When the Land Rover was loaded Jenni let Kefa get in first so that if he wished to take the seat next to the driver he could do so. But Kefa climbed into a rear seat and buried his nose in a pharmacology textbook, studying for his next lot of exams.
'What are you waiting for?' questioned Ross impatiently as Jenni hovered with one foot on the running board and an anxious eye scanning the compound.
'Merryjane is supposed to be coming with us today.' Merryjane, one of the African girls trained by the nuns to work in the hospital, had been told by Sister Bea that she must travel with Nurse Jenni and do the translating for her, and she must be sure not to keep Dr Ross waiting first thing in the morning. For some unfathomable reason Merryjane had responded with a fit of the sulks. Jenni had a nasty feeling she wasn't going to turn up.

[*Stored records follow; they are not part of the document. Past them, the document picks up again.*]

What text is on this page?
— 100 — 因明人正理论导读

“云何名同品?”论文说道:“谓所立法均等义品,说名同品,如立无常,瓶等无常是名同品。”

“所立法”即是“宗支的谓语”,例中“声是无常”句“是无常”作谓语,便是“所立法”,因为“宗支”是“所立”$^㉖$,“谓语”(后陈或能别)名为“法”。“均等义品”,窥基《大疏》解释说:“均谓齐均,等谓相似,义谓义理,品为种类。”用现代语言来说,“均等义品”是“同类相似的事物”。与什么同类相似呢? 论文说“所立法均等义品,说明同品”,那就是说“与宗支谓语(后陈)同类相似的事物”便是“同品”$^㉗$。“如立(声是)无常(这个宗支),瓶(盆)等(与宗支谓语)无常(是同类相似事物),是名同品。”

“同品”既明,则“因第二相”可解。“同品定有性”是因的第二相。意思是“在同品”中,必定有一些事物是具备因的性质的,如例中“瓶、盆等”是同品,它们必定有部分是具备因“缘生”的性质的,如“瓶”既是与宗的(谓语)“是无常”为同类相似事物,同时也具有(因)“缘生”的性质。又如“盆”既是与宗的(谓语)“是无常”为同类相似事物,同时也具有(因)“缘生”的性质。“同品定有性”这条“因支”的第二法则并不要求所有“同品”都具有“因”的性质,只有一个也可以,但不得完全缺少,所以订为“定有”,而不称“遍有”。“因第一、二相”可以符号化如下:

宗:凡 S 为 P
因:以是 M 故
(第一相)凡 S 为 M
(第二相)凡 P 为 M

Kefa looked up and said there was no point waiting for Merryjane. She wouldn't be coming. Evil spirits would get her if she went too far from her village. Anyway, he said, everyone knew she was a lazy good-for-nothing.
This was vexing, but clearly they must leave without the girl. Jenni hoisted herself in beside Ross, who rolled down his window, let out the clutch and reversed out of the shade of the baobab in a flurry of dust.
'I do love the early morning,' said Jenni to calm the atmosphere. 'The skies are such a glorious mix of colours - and it's so wonderfully cool.' She had a navy cardigan draped across her shoulders, and in her pocket an old cricket hat of Paul's, shrunken with laundering, to protect the back of her neck.
'Get out of it!' bawled Ross as one of the village dogs loped across their path. They were soon heading along flinty murram roads through a landscape of yawning distance, the Land Rover chugging along like a sturdy tug through the grey seas of bush.
In spite of the dust the air was pungent with the spicy smell of African sage. In the far distance hills rose like tombstones, and the sun climbing steadily into the sky glittered on a million cruel thorns. Jenni shivered with a strange excitement. She eyed Ross's hands on the wheel, well-shaped and strong, and yet so sensitive; hands that could work the most delicate miracles of micro-surgery upon damaged eyes.